ON THE London Metal Exchange (LME), copper reached record territory in early January 2026, pushing above $13,300 per tonne. That’s more than 20 per cent higher than the late 2025 average as stock tightness and strong industrial demand combined.
That matters because copper isn’t just a metal you read about in commodity news. It’s used extensively in printed circuit boards, internal connectors and wiring, as well as across many power and signal paths in electronics. As a result, movements in copper pricing directly influence the cost of the boards and assemblies engineers design and build.
Precious metals are also impacting pricing dynamics. Gold recently surged above $5,000 per ounce, reaching a series of record highs in the first few weeks of 2026 amid market volatility and safe-haven demand. While gold isn’t in every bill of materials, it’s used in contact plating and specialist components where performance meets reliability.
Likewise, aluminium has traded firmly above $3,000 per tonne on global benchmarks and is forecast to remain well supported given current market dynamics. Even when commodity analysts suggest prices might ease later in the year, the near-term story is volatility, which introduces risk.
When inputs move
Engineers regularly buy copper foil, laminates and boards priced off copper’s movement. Over 2025 and into 2026, manufacturers of copper-clad laminate – the base material for almost all FR-4 boards – began issuing public price adjustments directly linked to rising raw materials.
Some supplier notices describe increases of up to 30 per cent across all thicknesses of copper-clad laminate and prepreg, driven by higher copper prices, glass cloth costs and processing expenses.
This is the kind of upstream movement that doesn’t stay upstream. It filters through every layer of a PCB quotation, especially in multi-layer designs where copper and prepreg content is higher.

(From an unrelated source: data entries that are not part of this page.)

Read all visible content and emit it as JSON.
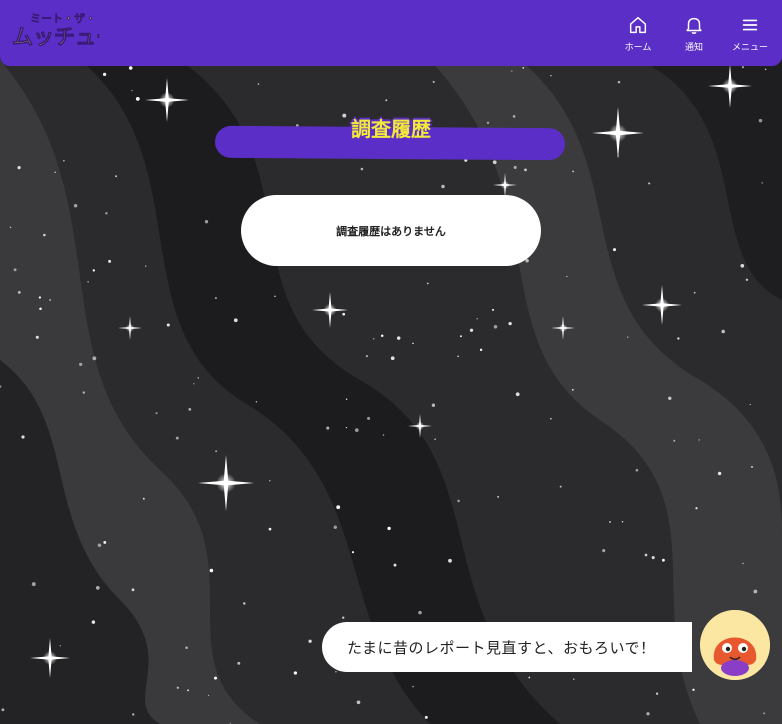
{
  "header": {
    "logo_alt": "ミート・ザ・ムッチュー人",
    "nav": [
      {
        "label": "ホーム",
        "icon": "home-icon"
      },
      {
        "label": "通知",
        "icon": "bell-icon"
      },
      {
        "label": "メニュー",
        "icon": "menu-icon"
      }
    ]
  },
  "main": {
    "title": "調査履歴",
    "empty_message": "調査履歴はありません"
  },
  "assistant": {
    "message": "たまに昔のレポート見直すと、おもろいで！",
    "avatar": "octopus-mascot-icon"
  },
  "colors": {
    "brand_purple": "#5b2fc7",
    "title_yellow": "#f2e93a",
    "background": "#2a2a2c"
  }
}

The wider passive component landscape tells a similar story. Industry analysis shows price increases across capacitors, inductors, ferrite beads and related passives. These range from single digit to double-digit percentages for early 2026 deliveries, often citing metals and process cost inflation among the drivers.
This doesn’t mean you should panic buy every part in your current bill of materials (BOM). However, it does mean that the old “wait-and-see” strategy is getting riskier, particularly if you’re dependent on a single branded source for key sections of your design.
Alternative sourcing
Second sourcing is moving back into focus, not as a cost-cutting exercise but as a form of risk management. Pin-for-pin alternatives, for instance, allow engineering teams to maintain electrical and mechanical compatibility while reducing dependence on individual manufacturers, whose pricing or lead times may be more exposed to raw material volatility.
This approach is particularly effective for widely used regulators, discretes, interface devices and passives, where functional equivalence is well understood and validation cycles are manageable. As volatility increases, having approved alternatives already mapped can significantly reduce disruption when prices shift or allocations appear.
When suppliers combine local stock with extended inventory and effective cross-reference tools, response times improve. During a time of uncertain input costs, that flexibility is as valuable as unit price, provided performance remains consistent.
Prices might ease at some point, but it’s difficult to predict when. Volatility isn’t going away, and when raw material costs feed into electronics pricing, it’s the teams that design and source with flexibility in mind that are better positioned to respond when conditions change.